Le redoublement est-il une garantie de réussite ?

La question du redoublement s’inscrit dans une problématique plus large : la lutte contre l’échec scolaire. Actuellement, le taux de redoublement dans les écoles publiques est d’environ 10% (5% dans les écoles privées).

Cette lutte contre l’échec et le décrochage scolaire passe historiquement par la pratique du redoublement et son impact sur les enfants et les jeunes qui rencontrent des difficultés à l’école ou au collège.

Cette pratique a également fait l’objet de fluctuations dans les lois successives sur l’éducation votées dans notre pays (comme on le sait, généralement de nature nettement partisane et politique).

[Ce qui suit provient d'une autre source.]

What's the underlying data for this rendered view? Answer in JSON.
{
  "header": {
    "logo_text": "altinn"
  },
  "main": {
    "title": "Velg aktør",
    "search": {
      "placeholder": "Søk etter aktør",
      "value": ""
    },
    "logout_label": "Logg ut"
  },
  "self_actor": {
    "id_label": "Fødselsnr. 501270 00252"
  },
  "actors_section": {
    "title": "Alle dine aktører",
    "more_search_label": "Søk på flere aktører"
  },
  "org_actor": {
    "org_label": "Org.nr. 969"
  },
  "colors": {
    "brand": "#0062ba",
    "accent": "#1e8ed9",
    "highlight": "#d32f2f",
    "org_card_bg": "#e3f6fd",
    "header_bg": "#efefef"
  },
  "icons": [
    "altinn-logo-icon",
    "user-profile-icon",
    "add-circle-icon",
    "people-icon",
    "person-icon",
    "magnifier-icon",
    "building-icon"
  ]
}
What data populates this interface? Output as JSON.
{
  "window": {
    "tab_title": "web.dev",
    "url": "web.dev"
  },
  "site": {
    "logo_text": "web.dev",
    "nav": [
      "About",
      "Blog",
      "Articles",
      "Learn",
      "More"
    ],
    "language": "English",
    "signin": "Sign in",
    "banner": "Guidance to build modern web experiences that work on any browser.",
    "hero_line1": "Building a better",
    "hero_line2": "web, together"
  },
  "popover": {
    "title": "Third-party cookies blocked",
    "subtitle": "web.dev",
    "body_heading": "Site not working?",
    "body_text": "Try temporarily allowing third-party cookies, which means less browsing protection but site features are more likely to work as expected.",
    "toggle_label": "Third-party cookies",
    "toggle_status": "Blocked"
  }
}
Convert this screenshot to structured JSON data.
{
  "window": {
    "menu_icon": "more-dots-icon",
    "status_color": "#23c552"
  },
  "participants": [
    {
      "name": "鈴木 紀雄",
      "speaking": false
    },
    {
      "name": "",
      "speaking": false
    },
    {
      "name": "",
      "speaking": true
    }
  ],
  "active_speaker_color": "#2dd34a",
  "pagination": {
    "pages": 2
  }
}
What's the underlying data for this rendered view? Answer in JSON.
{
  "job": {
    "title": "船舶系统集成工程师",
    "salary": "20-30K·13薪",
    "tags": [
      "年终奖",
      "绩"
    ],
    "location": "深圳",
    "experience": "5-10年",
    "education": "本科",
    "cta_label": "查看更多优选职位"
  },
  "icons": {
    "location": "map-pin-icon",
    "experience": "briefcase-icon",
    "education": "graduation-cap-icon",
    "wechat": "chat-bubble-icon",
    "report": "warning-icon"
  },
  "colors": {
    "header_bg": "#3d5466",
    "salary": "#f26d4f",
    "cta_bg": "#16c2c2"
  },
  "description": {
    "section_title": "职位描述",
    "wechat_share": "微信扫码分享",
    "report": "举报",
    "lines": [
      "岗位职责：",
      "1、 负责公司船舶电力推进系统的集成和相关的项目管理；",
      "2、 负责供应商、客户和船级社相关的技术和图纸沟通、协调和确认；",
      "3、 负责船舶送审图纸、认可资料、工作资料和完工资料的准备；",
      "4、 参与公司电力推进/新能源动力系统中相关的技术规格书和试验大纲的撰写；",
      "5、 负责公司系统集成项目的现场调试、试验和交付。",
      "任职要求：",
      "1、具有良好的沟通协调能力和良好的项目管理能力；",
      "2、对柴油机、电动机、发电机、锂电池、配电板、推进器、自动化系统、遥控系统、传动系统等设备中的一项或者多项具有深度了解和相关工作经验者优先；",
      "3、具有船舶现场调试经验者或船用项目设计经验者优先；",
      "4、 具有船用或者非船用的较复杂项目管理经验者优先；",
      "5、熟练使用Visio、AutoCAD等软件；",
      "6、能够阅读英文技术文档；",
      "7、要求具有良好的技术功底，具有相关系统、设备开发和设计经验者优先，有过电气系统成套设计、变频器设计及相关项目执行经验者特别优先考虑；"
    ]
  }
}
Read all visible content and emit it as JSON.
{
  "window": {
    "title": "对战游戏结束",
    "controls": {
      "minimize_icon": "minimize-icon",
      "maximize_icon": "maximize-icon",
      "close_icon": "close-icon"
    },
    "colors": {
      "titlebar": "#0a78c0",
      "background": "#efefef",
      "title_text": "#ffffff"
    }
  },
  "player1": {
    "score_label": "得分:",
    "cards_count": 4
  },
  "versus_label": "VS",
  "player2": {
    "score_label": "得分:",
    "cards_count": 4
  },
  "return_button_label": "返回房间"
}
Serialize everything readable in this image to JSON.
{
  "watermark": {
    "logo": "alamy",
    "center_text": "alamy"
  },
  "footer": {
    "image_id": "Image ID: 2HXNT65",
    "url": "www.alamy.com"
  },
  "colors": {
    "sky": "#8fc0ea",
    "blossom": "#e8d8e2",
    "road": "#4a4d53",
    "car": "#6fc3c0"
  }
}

Le débat porte généralement sur la question de savoir si un (ou plusieurs) test(s) standardisé(s) est(sont) suffisant(s) pour déterminer le travail de 9 mois d’un élève. Le débat tourne entre ceux qui le pensent, car ils donnent aux examens l’aura d’outil évaluatif par excellence ; et ceux qui considèrent qu’il faut prendre en compte des aspects plus procéduraux tels que l’évolution de l’élève, son effort, ses compétences, son contexte…

La nouvelle loi sur l’éducation (LOMLOE) récemment approuvée a aboli le redoublement automatique basé sur un certain nombre de matières échouées, et le considère comme une mesure exceptionnelle à appliquer uniquement lorsqu’il est considéré comme l’option la plus bénéfique pour l’étudiant.

À mon avis, le redoublement ne peut pas offrir une grande garantie de réussite. La façon dont la promotion est conçue, ce qu’elle corrobore, c’est l’acquisition d’une série de contenus paramétrés autour d’un curriculum, qui, qu’on le veuille ou non, est un outil d’évaluation terriblement rigide.

Bien sûr, il y aura des cas où la réception du cours est bénéfique en termes au-delà de l’aspect purement académique (social/émotionnel), et cela pousse l’étudiant à mieux performer. Je crois savoir que c’est ce que la nouvelle loi sur l’éducation vise à encourager.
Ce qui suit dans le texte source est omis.